The Defining Moment: FDR's Hundred Days and the Triumph of Hope
- Author: Jonathan Alter
- Language: English
- Genre: Political History
- Publisher: Simon & Schuster
- Publication date: May 2, 2006
- Publication place: United States
- Media type: Print (Hardcover & Paperback)
- Pages: 432 pages
- ISBN: 0-7432-4600-4
- OCLC: 63680088
- Dewey Decimal: 973.917092 B 22
- LC Class: E807 .A784 2006

= The Defining Moment =

Book about President Franklin Roosevelt's first 100 days in office

The Defining Moment: FDR's Hundred Days and the Triumph of Hope is a political history book by Jonathan Alter about the first 100 days of Franklin D. Roosevelt's presidency. The book also focuses on how Roosevelt's childhood, personal life, diagnosis of polio, and early political life prepared him for those early days in which he established the New Deal to fight the Great Depression.

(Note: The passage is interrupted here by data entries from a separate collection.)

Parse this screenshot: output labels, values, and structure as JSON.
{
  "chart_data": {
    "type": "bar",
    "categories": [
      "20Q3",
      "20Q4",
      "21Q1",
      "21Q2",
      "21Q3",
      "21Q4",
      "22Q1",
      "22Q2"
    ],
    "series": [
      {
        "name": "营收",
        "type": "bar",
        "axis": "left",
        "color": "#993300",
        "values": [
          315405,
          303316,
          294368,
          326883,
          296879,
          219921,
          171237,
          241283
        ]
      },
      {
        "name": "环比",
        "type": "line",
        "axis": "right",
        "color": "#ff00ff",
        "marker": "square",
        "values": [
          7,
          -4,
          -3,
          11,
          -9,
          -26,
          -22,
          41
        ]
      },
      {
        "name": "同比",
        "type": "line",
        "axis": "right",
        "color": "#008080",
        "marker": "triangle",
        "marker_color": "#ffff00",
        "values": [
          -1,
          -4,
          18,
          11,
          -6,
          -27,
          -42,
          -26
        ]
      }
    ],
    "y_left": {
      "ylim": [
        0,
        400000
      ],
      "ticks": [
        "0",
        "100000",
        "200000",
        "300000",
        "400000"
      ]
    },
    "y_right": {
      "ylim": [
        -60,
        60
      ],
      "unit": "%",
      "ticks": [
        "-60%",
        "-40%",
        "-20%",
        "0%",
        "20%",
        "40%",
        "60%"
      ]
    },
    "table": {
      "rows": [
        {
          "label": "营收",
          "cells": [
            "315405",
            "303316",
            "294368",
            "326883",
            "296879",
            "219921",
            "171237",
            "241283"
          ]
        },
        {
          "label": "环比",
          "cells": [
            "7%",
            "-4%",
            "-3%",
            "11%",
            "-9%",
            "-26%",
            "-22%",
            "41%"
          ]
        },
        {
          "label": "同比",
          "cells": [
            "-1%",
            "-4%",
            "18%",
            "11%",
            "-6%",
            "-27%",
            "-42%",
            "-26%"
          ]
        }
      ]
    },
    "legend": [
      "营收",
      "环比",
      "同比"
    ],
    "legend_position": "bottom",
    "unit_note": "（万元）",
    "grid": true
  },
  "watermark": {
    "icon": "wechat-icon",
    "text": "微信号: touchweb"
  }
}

In The Defining Moment, Alter presents Roosevelt and his presidency as the perfect mold of man and moment. Alter argues Roosevelt's willingness to experiment and try new ideas, along with his willingness to abandon ideas that fail and try something else, proved to be a tremendous asset; in Alter's words, Roosevelt "threw a lot of things against the wall to see what stuck." Alter also said Roosevelt's inspirational leadership led to psychological victories which helped the country recover from an economic crisis. The book also highlighted the fact that prior to Roosevelt's election, some feared capitalism and democracy were in danger, while suggestions were raised by some about the need for fascism, socialism or communism.

During an interview with 60 Minutes on November 14, 2008, then-President-elect Barack Obama said he had recently been reading The Defining Moment and hoped to apply some of Roosevelt's strategies that were outlined in the book into his own administration. Some reviewers have said Alter's book brings to mind similarities between Obama and Roosevelt's rise to the presidency, in that both men overcame difficulties, both exuded tremendous confidence, both embodied a message of hope and both came to office during difficult economic times.